The story repeats itself in mathematics. Until 2002 the New York State Department of Education required students to take a “Sequential Mathematics I” exam. That test had a total point value of 100 points. The conversion was simple enough, each point was equal to one point and a student needed 65 points to pass. Then, in 2002, the math exam was switched to a “Mathematics A” exam. On this test students needed to score 35 out of a possible 84 points to earn a 65 and pass. Earning 42% of the possible points led to a 65. Then, in 2008, the math exam was switched again, this time to an “Integrated Algebra” exam. On this test students needed to earn 30 out of a possible 87 points to earn a 65 and pass. Earning 34% of the possible points now led to a 65.
The United States and Global History exams underwent similar changes at the turn of the millennium. Before the changes students were required to write 3 essays accounting for 45% of their final score.

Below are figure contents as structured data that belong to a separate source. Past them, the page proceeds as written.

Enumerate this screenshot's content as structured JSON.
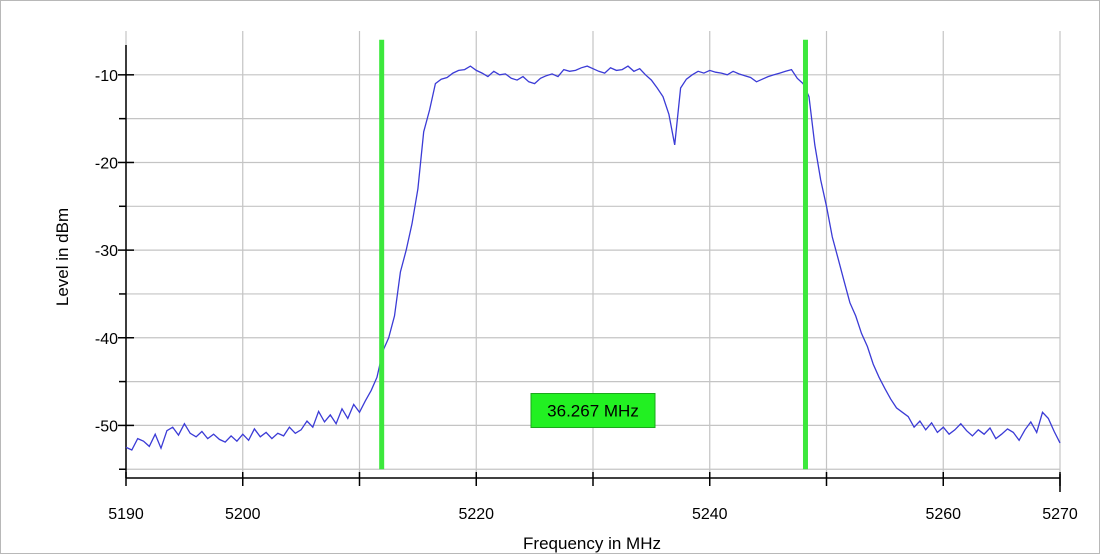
{
  "chart_data": {
    "type": "line",
    "xlabel": "Frequency in MHz",
    "ylabel": "Level in dBm",
    "xlim": [
      5190,
      5270
    ],
    "ylim": [
      -56,
      -5
    ],
    "x_tick_labels": [
      "5190",
      "5200",
      "5220",
      "5240",
      "5260",
      "5270"
    ],
    "x_tick_values": [
      5190,
      5200,
      5220,
      5240,
      5260,
      5270
    ],
    "x_grid_values": [
      5190,
      5200,
      5210,
      5220,
      5230,
      5240,
      5250,
      5260,
      5270
    ],
    "y_tick_labels": [
      "-10",
      "-20",
      "-30",
      "-40",
      "-50"
    ],
    "y_tick_values": [
      -10,
      -20,
      -30,
      -40,
      -50
    ],
    "y_minor_values": [
      -15,
      -25,
      -35,
      -45,
      -55
    ],
    "grid": true,
    "colors": {
      "trace": "#3b3bd6",
      "markers": "#3ce83c",
      "grid": "#c4c4c4",
      "label_box": "#22f022"
    },
    "markers": [
      {
        "x": 5211.9,
        "y_top": -6,
        "y_bottom": -55
      },
      {
        "x": 5248.2,
        "y_top": -6,
        "y_bottom": -55
      }
    ],
    "bandwidth_label": "36.267 MHz",
    "bandwidth_label_pos": {
      "x": 5230,
      "y": -48.3
    },
    "series": [
      {
        "points": [
          [
            5190,
            -52.5
          ],
          [
            5190.5,
            -52.8
          ],
          [
            5191,
            -51.5
          ],
          [
            5191.5,
            -51.8
          ],
          [
            5192,
            -52.4
          ],
          [
            5192.5,
            -51.0
          ],
          [
            5193,
            -52.6
          ],
          [
            5193.5,
            -50.6
          ],
          [
            5194,
            -50.2
          ],
          [
            5194.5,
            -51.1
          ],
          [
            5195,
            -49.8
          ],
          [
            5195.5,
            -50.9
          ],
          [
            5196,
            -51.3
          ],
          [
            5196.5,
            -50.7
          ],
          [
            5197,
            -51.5
          ],
          [
            5197.5,
            -51.0
          ],
          [
            5198,
            -51.6
          ],
          [
            5198.5,
            -51.9
          ],
          [
            5199,
            -51.2
          ],
          [
            5199.5,
            -51.8
          ],
          [
            5200,
            -51.0
          ],
          [
            5200.5,
            -51.7
          ],
          [
            5201,
            -50.4
          ],
          [
            5201.5,
            -51.3
          ],
          [
            5202,
            -50.8
          ],
          [
            5202.5,
            -51.5
          ],
          [
            5203,
            -50.9
          ],
          [
            5203.5,
            -51.2
          ],
          [
            5204,
            -50.2
          ],
          [
            5204.5,
            -50.9
          ],
          [
            5205,
            -50.5
          ],
          [
            5205.5,
            -49.5
          ],
          [
            5206,
            -50.2
          ],
          [
            5206.5,
            -48.4
          ],
          [
            5207,
            -49.6
          ],
          [
            5207.5,
            -48.8
          ],
          [
            5208,
            -49.8
          ],
          [
            5208.5,
            -48.1
          ],
          [
            5209,
            -49.2
          ],
          [
            5209.5,
            -47.6
          ],
          [
            5210,
            -48.5
          ],
          [
            5210.5,
            -47.2
          ],
          [
            5211,
            -46.0
          ],
          [
            5211.5,
            -44.5
          ],
          [
            5212,
            -41.5
          ],
          [
            5212.5,
            -40.0
          ],
          [
            5213,
            -37.5
          ],
          [
            5213.5,
            -32.5
          ],
          [
            5214,
            -30.0
          ],
          [
            5214.5,
            -27.0
          ],
          [
            5215,
            -23.0
          ],
          [
            5215.5,
            -16.5
          ],
          [
            5216,
            -14.0
          ],
          [
            5216.5,
            -11.0
          ],
          [
            5217,
            -10.5
          ],
          [
            5217.5,
            -10.3
          ],
          [
            5218,
            -9.8
          ],
          [
            5218.5,
            -9.5
          ],
          [
            5219,
            -9.4
          ],
          [
            5219.5,
            -9.0
          ],
          [
            5220,
            -9.5
          ],
          [
            5220.5,
            -9.8
          ],
          [
            5221,
            -10.2
          ],
          [
            5221.5,
            -9.6
          ],
          [
            5222,
            -10.0
          ],
          [
            5222.5,
            -9.9
          ],
          [
            5223,
            -10.4
          ],
          [
            5223.5,
            -10.6
          ],
          [
            5224,
            -10.2
          ],
          [
            5224.5,
            -10.8
          ],
          [
            5225,
            -11.0
          ],
          [
            5225.5,
            -10.4
          ],
          [
            5226,
            -10.1
          ],
          [
            5226.5,
            -9.9
          ],
          [
            5227,
            -10.2
          ],
          [
            5227.5,
            -9.4
          ],
          [
            5228,
            -9.6
          ],
          [
            5228.5,
            -9.5
          ],
          [
            5229,
            -9.2
          ],
          [
            5229.5,
            -9.0
          ],
          [
            5230,
            -9.3
          ],
          [
            5230.5,
            -9.6
          ],
          [
            5231,
            -9.8
          ],
          [
            5231.5,
            -9.2
          ],
          [
            5232,
            -9.5
          ],
          [
            5232.5,
            -9.4
          ],
          [
            5233,
            -9.0
          ],
          [
            5233.5,
            -9.6
          ],
          [
            5234,
            -9.3
          ],
          [
            5234.5,
            -10.0
          ],
          [
            5235,
            -10.6
          ],
          [
            5235.5,
            -11.5
          ],
          [
            5236,
            -12.5
          ],
          [
            5236.5,
            -14.5
          ],
          [
            5237,
            -18.0
          ],
          [
            5237.5,
            -11.5
          ],
          [
            5238,
            -10.5
          ],
          [
            5238.5,
            -10.0
          ],
          [
            5239,
            -9.6
          ],
          [
            5239.5,
            -9.8
          ],
          [
            5240,
            -9.5
          ],
          [
            5240.5,
            -9.7
          ],
          [
            5241,
            -9.8
          ],
          [
            5241.5,
            -10.0
          ],
          [
            5242,
            -9.6
          ],
          [
            5242.5,
            -9.9
          ],
          [
            5243,
            -10.1
          ],
          [
            5243.5,
            -10.3
          ],
          [
            5244,
            -10.8
          ],
          [
            5244.5,
            -10.5
          ],
          [
            5245,
            -10.2
          ],
          [
            5245.5,
            -10.0
          ],
          [
            5246,
            -9.8
          ],
          [
            5246.5,
            -9.6
          ],
          [
            5247,
            -9.4
          ],
          [
            5247.5,
            -10.4
          ],
          [
            5248,
            -11.0
          ],
          [
            5248.5,
            -12.5
          ],
          [
            5249,
            -18.0
          ],
          [
            5249.5,
            -22.0
          ],
          [
            5250,
            -25.0
          ],
          [
            5250.5,
            -28.5
          ],
          [
            5251,
            -31.0
          ],
          [
            5251.5,
            -33.5
          ],
          [
            5252,
            -36.0
          ],
          [
            5252.5,
            -37.5
          ],
          [
            5253,
            -39.5
          ],
          [
            5253.5,
            -41.0
          ],
          [
            5254,
            -43.0
          ],
          [
            5254.5,
            -44.5
          ],
          [
            5255,
            -45.8
          ],
          [
            5255.5,
            -47.0
          ],
          [
            5256,
            -48.0
          ],
          [
            5256.5,
            -48.5
          ],
          [
            5257,
            -49.0
          ],
          [
            5257.5,
            -50.2
          ],
          [
            5258,
            -49.5
          ],
          [
            5258.5,
            -50.5
          ],
          [
            5259,
            -49.7
          ],
          [
            5259.5,
            -50.8
          ],
          [
            5260,
            -50.2
          ],
          [
            5260.5,
            -51.0
          ],
          [
            5261,
            -50.5
          ],
          [
            5261.5,
            -49.8
          ],
          [
            5262,
            -50.6
          ],
          [
            5262.5,
            -51.2
          ],
          [
            5263,
            -50.5
          ],
          [
            5263.5,
            -51.0
          ],
          [
            5264,
            -50.3
          ],
          [
            5264.5,
            -51.5
          ],
          [
            5265,
            -51.0
          ],
          [
            5265.5,
            -50.4
          ],
          [
            5266,
            -50.8
          ],
          [
            5266.5,
            -51.7
          ],
          [
            5267,
            -50.5
          ],
          [
            5267.5,
            -49.6
          ],
          [
            5268,
            -50.8
          ],
          [
            5268.5,
            -48.5
          ],
          [
            5269,
            -49.2
          ],
          [
            5269.5,
            -50.7
          ],
          [
            5270,
            -52.0
          ]
        ]
      }
    ]
  }
}
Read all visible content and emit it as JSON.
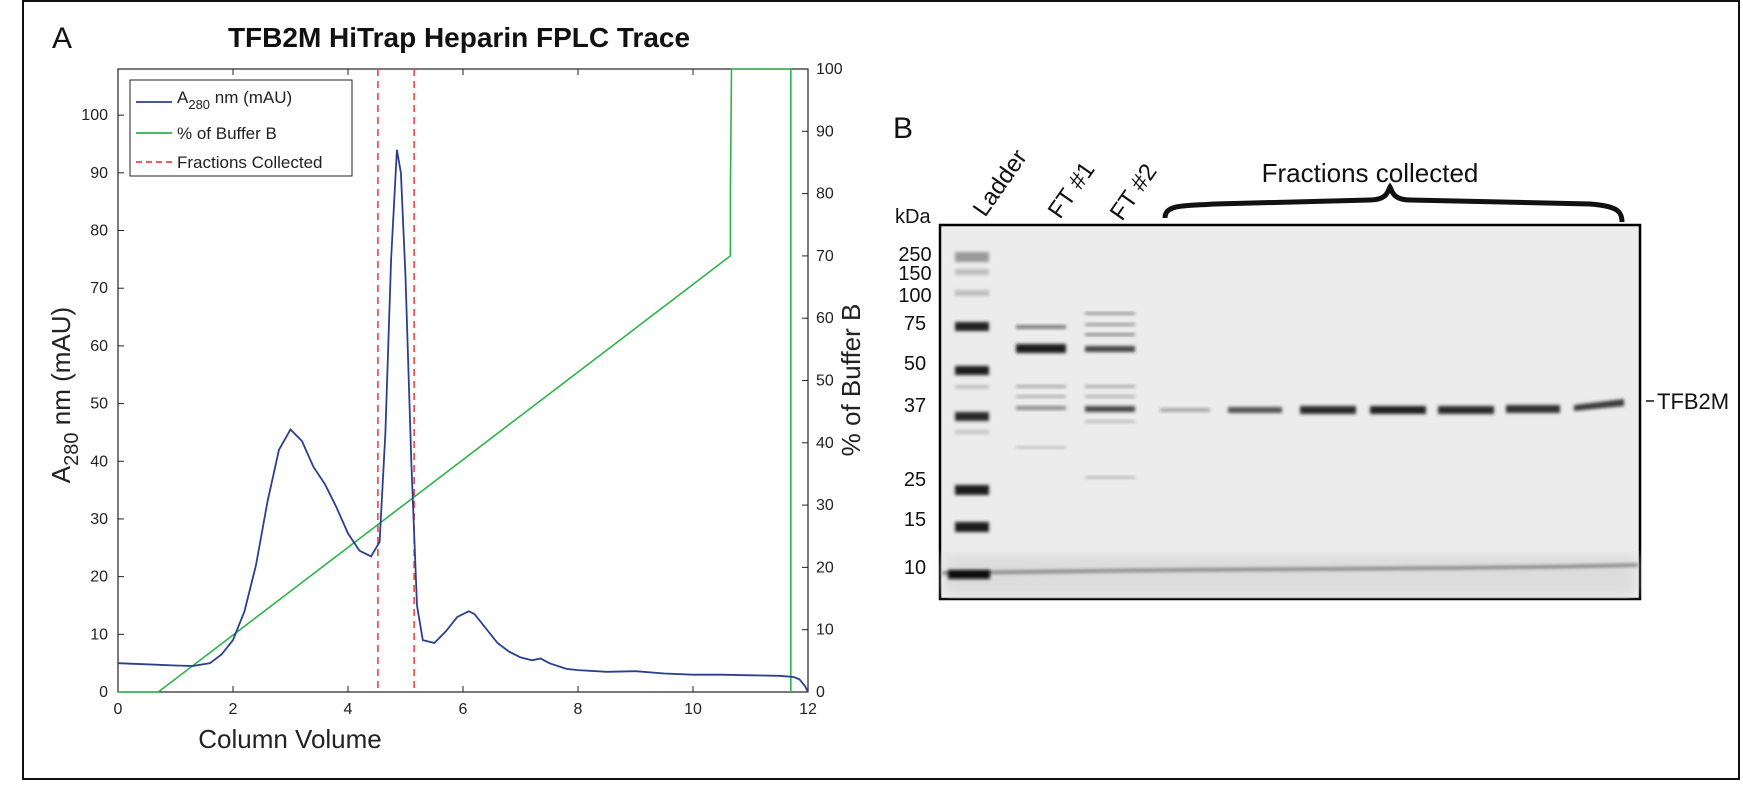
{
  "panel_a": {
    "letter": "A"
  },
  "panel_b": {
    "letter": "B"
  },
  "chart_data": {
    "type": "line",
    "title": "TFB2M HiTrap Heparin FPLC Trace",
    "xlabel": "Column Volume",
    "ylabel": {
      "main": "A",
      "sub": "280",
      "rest": " nm (mAU)"
    },
    "y2label": "% of Buffer B",
    "xlim": [
      0,
      12
    ],
    "ylim": [
      0,
      108
    ],
    "y2lim": [
      0,
      100
    ],
    "xticks": [
      0,
      2,
      4,
      6,
      8,
      10,
      12
    ],
    "yticks": [
      0,
      10,
      20,
      30,
      40,
      50,
      60,
      70,
      80,
      90,
      100
    ],
    "y2ticks": [
      0,
      10,
      20,
      30,
      40,
      50,
      60,
      70,
      80,
      90,
      100
    ],
    "grid": false,
    "legend": {
      "position": "top-left",
      "entries": [
        {
          "main": "A",
          "sub": "280",
          "rest": " nm (mAU)"
        },
        {
          "main": "% of Buffer B",
          "sub": "",
          "rest": ""
        },
        {
          "main": "Fractions Collected",
          "sub": "",
          "rest": ""
        }
      ]
    },
    "colors": {
      "a280": "#2b3f8f",
      "buffer_b": "#2db34a",
      "fractions": "#ee4444"
    },
    "series": [
      {
        "axis": "left",
        "x": [
          0,
          0.5,
          1.0,
          1.3,
          1.6,
          1.8,
          2.0,
          2.2,
          2.4,
          2.6,
          2.8,
          3.0,
          3.2,
          3.4,
          3.6,
          3.8,
          4.0,
          4.2,
          4.4,
          4.55,
          4.65,
          4.75,
          4.85,
          4.92,
          5.0,
          5.1,
          5.2,
          5.3,
          5.5,
          5.7,
          5.9,
          6.1,
          6.2,
          6.4,
          6.6,
          6.8,
          7.0,
          7.2,
          7.35,
          7.5,
          7.8,
          8.0,
          8.5,
          9.0,
          9.5,
          10.0,
          10.5,
          11.0,
          11.5,
          11.75,
          11.85,
          11.95,
          12.0
        ],
        "y": [
          5,
          4.8,
          4.6,
          4.5,
          5,
          6.5,
          9,
          14,
          22,
          33,
          42,
          45.5,
          43.5,
          39,
          36,
          32,
          27.5,
          24.5,
          23.5,
          26,
          45,
          75,
          94,
          90,
          72,
          40,
          15,
          9,
          8.5,
          10.5,
          13,
          14,
          13.5,
          11,
          8.5,
          7,
          6,
          5.5,
          5.8,
          5,
          4,
          3.8,
          3.5,
          3.6,
          3.2,
          3,
          3,
          2.9,
          2.8,
          2.6,
          2.2,
          1,
          0
        ]
      },
      {
        "axis": "right",
        "x": [
          0,
          0.7,
          10.65,
          10.65,
          10.67,
          11.7,
          11.7
        ],
        "y": [
          0,
          0,
          70,
          80,
          100,
          100,
          0
        ]
      }
    ],
    "fraction_lines": [
      4.52,
      5.15
    ],
    "gel": {
      "lanes": [
        "Ladder",
        "FT #1",
        "FT #2"
      ],
      "group_label": "Fractions collected",
      "unit": "kDa",
      "markers": [
        "250",
        "150",
        "100",
        "75",
        "50",
        "37",
        "25",
        "15",
        "10"
      ],
      "band_label": "TFB2M"
    }
  }
}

After the changes students were required to write only two essays accounting for only 35% of their final score. On one of the essays students are provided with extensive information they can use in their writing.
A couple of years later the exact same process occurred with the English Regents. In 2011 the New York State Department of Education changed the exam from a two part six hour test with two essays to a single part three hour test with only one essay. Again the cut scores were dramatically lowered. The scales on these two exams are very different making comparison difficult. One way to measure the change is to look at the grade a student would receive if s/he got exactly half the multiple choice questions correct and earned exactly half of the possible points on the essay(s). On the old English exam that student would have received a grade of 43. On the new English exam a grade of 50.
A year ago the New York State Department of Education changed things yet again. But this time they did not change the exam. They just changed the cut scores. From 2011 until 2013 out of 286 possible point combinations on the exam an average of 74 resulted in a passing grade. Then, in June of 2013, the number of point combinations leading to a passing grade was dramatically lowered by 23%. Since then an average of 63 point combinations out of 286 leads to a passing grade.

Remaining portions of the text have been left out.